Il presidente ucraino Petro Poroshenko ha dichiarato che si rechera’ oggi a Minsk, dove si prevede il vertice nel formato Normandia con Francia, Germania e Russia, per mettere fine alle ostilita’ nel Donbass, senza alcuna condizione e per avviare il dialogo politico. Il leader ucraino ha lanciato il suo messaggio, durante una visita, questa notte, a Kramatorsk, la citta’ dell’Est colpita ieri da un pesante attacco di artiglieria, che ha fatto 15 vittime.
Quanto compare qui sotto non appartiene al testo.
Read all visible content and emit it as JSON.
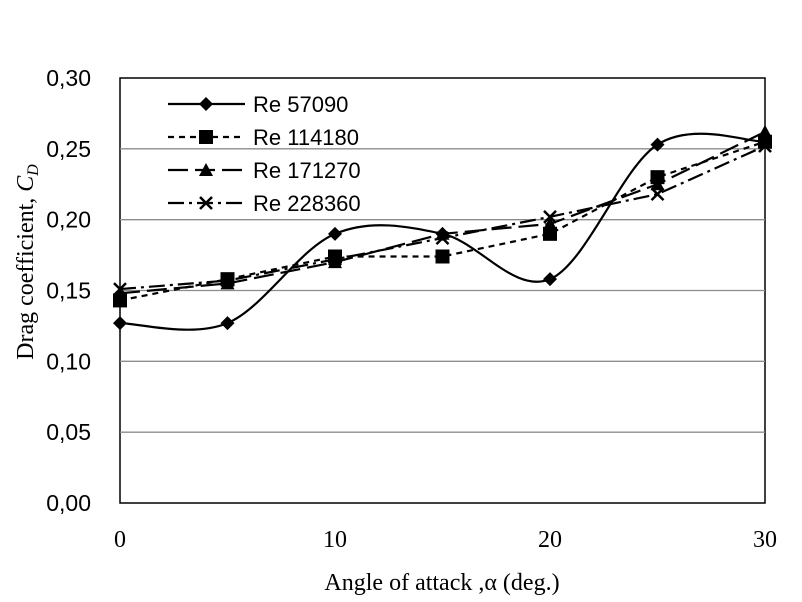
{
  "chart_data": {
    "type": "line",
    "title": "",
    "xlabel": "Angle of attack ,α (deg.)",
    "ylabel": "Drag coefficient, ",
    "ylabel_symbol": "C",
    "ylabel_subscript": "D",
    "xlim": [
      0,
      30
    ],
    "ylim": [
      0,
      0.3
    ],
    "xticks": [
      0,
      10,
      20,
      30
    ],
    "xtick_labels": [
      "0",
      "10",
      "20",
      "30"
    ],
    "yticks": [
      0,
      0.05,
      0.1,
      0.15,
      0.2,
      0.25,
      0.3
    ],
    "ytick_labels": [
      "0,00",
      "0,05",
      "0,10",
      "0,15",
      "0,20",
      "0,25",
      "0,30"
    ],
    "grid": "horizontal",
    "legend_position": "top-left",
    "x": [
      0,
      5,
      10,
      15,
      20,
      25,
      30
    ],
    "series": [
      {
        "name": "Re 57090",
        "marker": "diamond",
        "line": "solid",
        "smooth": true,
        "values": [
          0.127,
          0.127,
          0.19,
          0.19,
          0.158,
          0.253,
          0.255
        ]
      },
      {
        "name": "Re 114180",
        "marker": "square",
        "line": "short-dash",
        "smooth": false,
        "values": [
          0.143,
          0.158,
          0.174,
          0.174,
          0.19,
          0.23,
          0.255
        ]
      },
      {
        "name": "Re 171270",
        "marker": "triangle",
        "line": "long-dash",
        "smooth": false,
        "values": [
          0.148,
          0.155,
          0.17,
          0.19,
          0.197,
          0.225,
          0.262
        ]
      },
      {
        "name": "Re 228360",
        "marker": "x",
        "line": "dash-dot",
        "smooth": false,
        "values": [
          0.151,
          0.157,
          0.172,
          0.187,
          0.202,
          0.218,
          0.252
        ]
      }
    ]
  }
}
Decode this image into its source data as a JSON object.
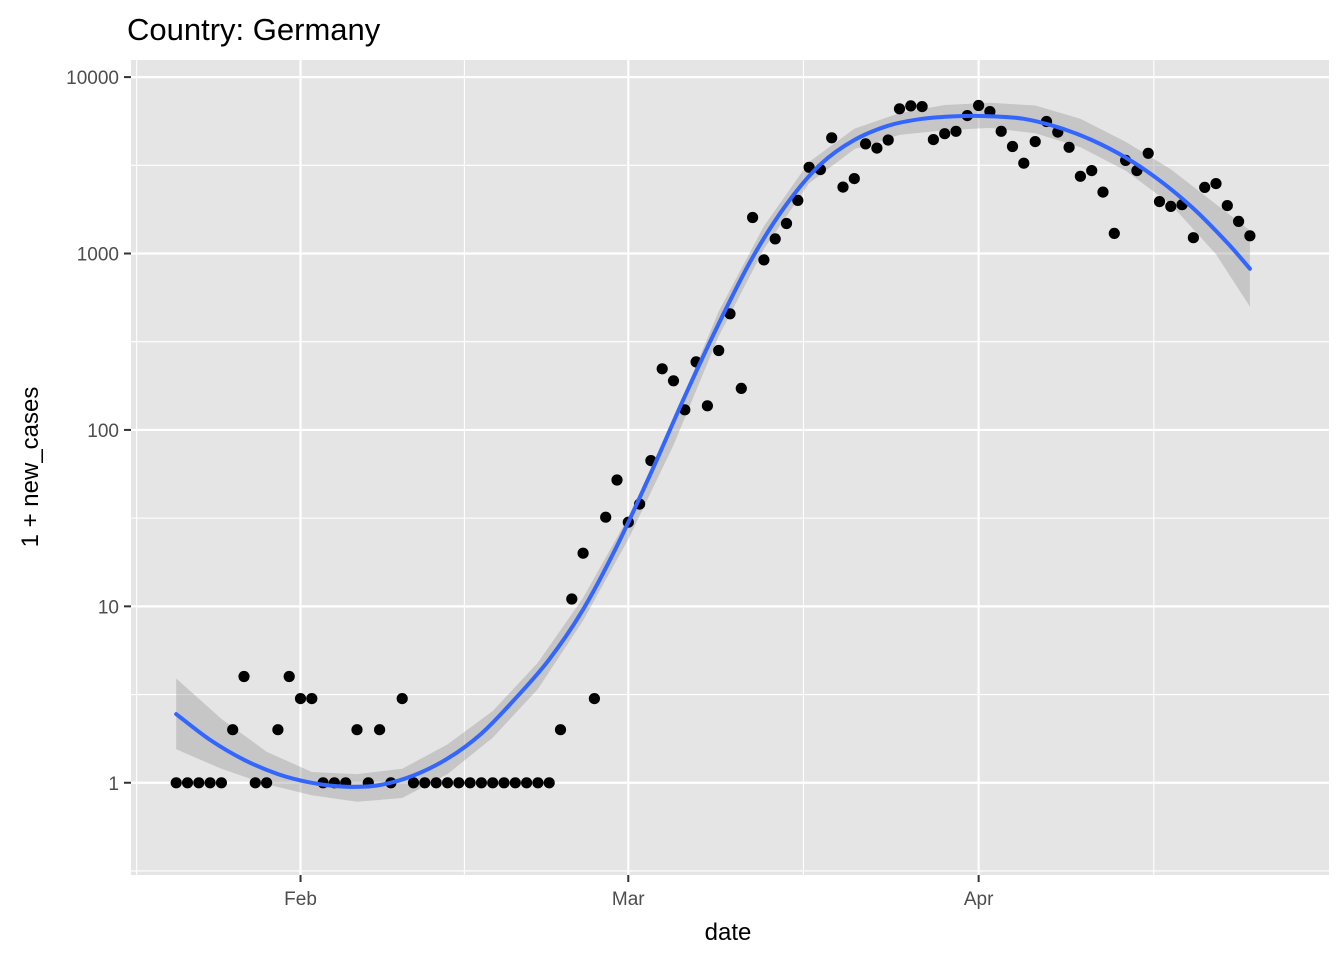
{
  "colors": {
    "panel": "#e5e5e5",
    "grid": "#ffffff",
    "points": "#000000",
    "trend": "#3366ff",
    "ribbon": "#999999"
  },
  "chart_data": {
    "type": "scatter",
    "title": "Country: Germany",
    "xlabel": "date",
    "ylabel": "1 + new_cases",
    "x_scale": "date",
    "y_scale": "log10",
    "xlim": [
      "2020-01-17",
      "2020-05-02"
    ],
    "ylim": [
      0.3,
      12500
    ],
    "x_ticks": [
      {
        "date": "2020-02-01",
        "label": "Feb"
      },
      {
        "date": "2020-03-01",
        "label": "Mar"
      },
      {
        "date": "2020-04-01",
        "label": "Apr"
      }
    ],
    "y_ticks": [
      {
        "value": 1,
        "label": "1"
      },
      {
        "value": 10,
        "label": "10"
      },
      {
        "value": 100,
        "label": "100"
      },
      {
        "value": 1000,
        "label": "1000"
      },
      {
        "value": 10000,
        "label": "10000"
      }
    ],
    "grid": true,
    "series": [
      {
        "kind": "points",
        "points": [
          [
            "2020-01-21",
            1
          ],
          [
            "2020-01-22",
            1
          ],
          [
            "2020-01-23",
            1
          ],
          [
            "2020-01-24",
            1
          ],
          [
            "2020-01-25",
            1
          ],
          [
            "2020-01-26",
            2
          ],
          [
            "2020-01-27",
            4
          ],
          [
            "2020-01-28",
            1
          ],
          [
            "2020-01-29",
            1
          ],
          [
            "2020-01-30",
            2
          ],
          [
            "2020-01-31",
            4
          ],
          [
            "2020-02-01",
            3
          ],
          [
            "2020-02-02",
            3
          ],
          [
            "2020-02-03",
            1
          ],
          [
            "2020-02-04",
            1
          ],
          [
            "2020-02-05",
            1
          ],
          [
            "2020-02-06",
            2
          ],
          [
            "2020-02-07",
            1
          ],
          [
            "2020-02-08",
            2
          ],
          [
            "2020-02-09",
            1
          ],
          [
            "2020-02-10",
            3
          ],
          [
            "2020-02-11",
            1
          ],
          [
            "2020-02-12",
            1
          ],
          [
            "2020-02-13",
            1
          ],
          [
            "2020-02-14",
            1
          ],
          [
            "2020-02-15",
            1
          ],
          [
            "2020-02-16",
            1
          ],
          [
            "2020-02-17",
            1
          ],
          [
            "2020-02-18",
            1
          ],
          [
            "2020-02-19",
            1
          ],
          [
            "2020-02-20",
            1
          ],
          [
            "2020-02-21",
            1
          ],
          [
            "2020-02-22",
            1
          ],
          [
            "2020-02-23",
            1
          ],
          [
            "2020-02-24",
            2
          ],
          [
            "2020-02-25",
            11
          ],
          [
            "2020-02-26",
            20
          ],
          [
            "2020-02-27",
            3
          ],
          [
            "2020-02-28",
            32
          ],
          [
            "2020-02-29",
            52
          ],
          [
            "2020-03-01",
            30
          ],
          [
            "2020-03-02",
            38
          ],
          [
            "2020-03-03",
            67
          ],
          [
            "2020-03-04",
            222
          ],
          [
            "2020-03-05",
            190
          ],
          [
            "2020-03-06",
            130
          ],
          [
            "2020-03-07",
            243
          ],
          [
            "2020-03-08",
            137
          ],
          [
            "2020-03-09",
            282
          ],
          [
            "2020-03-10",
            455
          ],
          [
            "2020-03-11",
            172
          ],
          [
            "2020-03-12",
            1600
          ],
          [
            "2020-03-13",
            920
          ],
          [
            "2020-03-14",
            1210
          ],
          [
            "2020-03-15",
            1480
          ],
          [
            "2020-03-16",
            2000
          ],
          [
            "2020-03-17",
            3080
          ],
          [
            "2020-03-18",
            2990
          ],
          [
            "2020-03-19",
            4530
          ],
          [
            "2020-03-20",
            2380
          ],
          [
            "2020-03-21",
            2660
          ],
          [
            "2020-03-22",
            4180
          ],
          [
            "2020-03-23",
            3960
          ],
          [
            "2020-03-24",
            4400
          ],
          [
            "2020-03-25",
            6610
          ],
          [
            "2020-03-26",
            6870
          ],
          [
            "2020-03-27",
            6800
          ],
          [
            "2020-03-28",
            4420
          ],
          [
            "2020-03-29",
            4780
          ],
          [
            "2020-03-30",
            4930
          ],
          [
            "2020-03-31",
            6050
          ],
          [
            "2020-04-01",
            6900
          ],
          [
            "2020-04-02",
            6370
          ],
          [
            "2020-04-03",
            4930
          ],
          [
            "2020-04-04",
            4040
          ],
          [
            "2020-04-05",
            3250
          ],
          [
            "2020-04-06",
            4310
          ],
          [
            "2020-04-07",
            5600
          ],
          [
            "2020-04-08",
            4880
          ],
          [
            "2020-04-09",
            4000
          ],
          [
            "2020-04-10",
            2740
          ],
          [
            "2020-04-11",
            2950
          ],
          [
            "2020-04-12",
            2230
          ],
          [
            "2020-04-13",
            1300
          ],
          [
            "2020-04-14",
            3370
          ],
          [
            "2020-04-15",
            2950
          ],
          [
            "2020-04-16",
            3700
          ],
          [
            "2020-04-17",
            1970
          ],
          [
            "2020-04-18",
            1850
          ],
          [
            "2020-04-19",
            1890
          ],
          [
            "2020-04-20",
            1230
          ],
          [
            "2020-04-21",
            2370
          ],
          [
            "2020-04-22",
            2490
          ],
          [
            "2020-04-23",
            1870
          ],
          [
            "2020-04-24",
            1520
          ],
          [
            "2020-04-25",
            1260
          ]
        ]
      },
      {
        "kind": "smooth",
        "points": [
          [
            "2020-01-21",
            2.45
          ],
          [
            "2020-01-24",
            1.75
          ],
          [
            "2020-01-27",
            1.35
          ],
          [
            "2020-01-30",
            1.12
          ],
          [
            "2020-02-02",
            1.0
          ],
          [
            "2020-02-05",
            0.95
          ],
          [
            "2020-02-08",
            0.97
          ],
          [
            "2020-02-11",
            1.1
          ],
          [
            "2020-02-14",
            1.37
          ],
          [
            "2020-02-17",
            1.9
          ],
          [
            "2020-02-20",
            3.0
          ],
          [
            "2020-02-23",
            5.0
          ],
          [
            "2020-02-26",
            9.6
          ],
          [
            "2020-02-29",
            22
          ],
          [
            "2020-03-03",
            57
          ],
          [
            "2020-03-06",
            155
          ],
          [
            "2020-03-09",
            400
          ],
          [
            "2020-03-12",
            950
          ],
          [
            "2020-03-15",
            1900
          ],
          [
            "2020-03-18",
            3200
          ],
          [
            "2020-03-21",
            4400
          ],
          [
            "2020-03-24",
            5300
          ],
          [
            "2020-03-27",
            5800
          ],
          [
            "2020-03-30",
            6000
          ],
          [
            "2020-04-02",
            6000
          ],
          [
            "2020-04-05",
            5800
          ],
          [
            "2020-04-08",
            5200
          ],
          [
            "2020-04-11",
            4400
          ],
          [
            "2020-04-14",
            3500
          ],
          [
            "2020-04-17",
            2600
          ],
          [
            "2020-04-20",
            1800
          ],
          [
            "2020-04-23",
            1150
          ],
          [
            "2020-04-25",
            820
          ]
        ]
      }
    ],
    "ribbon": [
      [
        "2020-01-21",
        1.55,
        3.9
      ],
      [
        "2020-01-25",
        1.2,
        2.3
      ],
      [
        "2020-01-29",
        0.98,
        1.5
      ],
      [
        "2020-02-02",
        0.85,
        1.15
      ],
      [
        "2020-02-06",
        0.78,
        1.12
      ],
      [
        "2020-02-10",
        0.82,
        1.2
      ],
      [
        "2020-02-14",
        1.12,
        1.65
      ],
      [
        "2020-02-18",
        1.8,
        2.55
      ],
      [
        "2020-02-22",
        3.4,
        4.8
      ],
      [
        "2020-02-26",
        8.3,
        11.2
      ],
      [
        "2020-03-01",
        24,
        32
      ],
      [
        "2020-03-05",
        82,
        115
      ],
      [
        "2020-03-09",
        340,
        470
      ],
      [
        "2020-03-13",
        1060,
        1430
      ],
      [
        "2020-03-17",
        2500,
        3300
      ],
      [
        "2020-03-21",
        3900,
        5100
      ],
      [
        "2020-03-25",
        4700,
        6250
      ],
      [
        "2020-03-29",
        5000,
        6950
      ],
      [
        "2020-04-02",
        5150,
        7150
      ],
      [
        "2020-04-06",
        4800,
        6900
      ],
      [
        "2020-04-10",
        4000,
        5800
      ],
      [
        "2020-04-14",
        2950,
        4300
      ],
      [
        "2020-04-18",
        1900,
        3000
      ],
      [
        "2020-04-22",
        990,
        1900
      ],
      [
        "2020-04-25",
        500,
        1350
      ]
    ]
  }
}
“Troveremo un compromesso all’interno del Paese – si legge nel messaggio, diffuso sul sito della presidenza ucraina – dobbiamo difendere la pace, la tranquillita’ della citta’ di Kramatorsk, dobbiamo difendere l’Ucraina”. “Proprio per questo vado a Minsk – continua il messaggio – per fermare le ostilita’ immediatamente e senza condizioni e avviare il dialogo politico, senza interferenze esterne”.
E’ salito ad almeno 4 morti il bilancio provvisorio di un colpo di artiglieria che ha centrato la stazione degli autobus nella citta’ di Dontesk controllata dai separatisti ucraini filo-russi. Lo riferiscono fonti dei ribelli che accusano le forze di Kiev.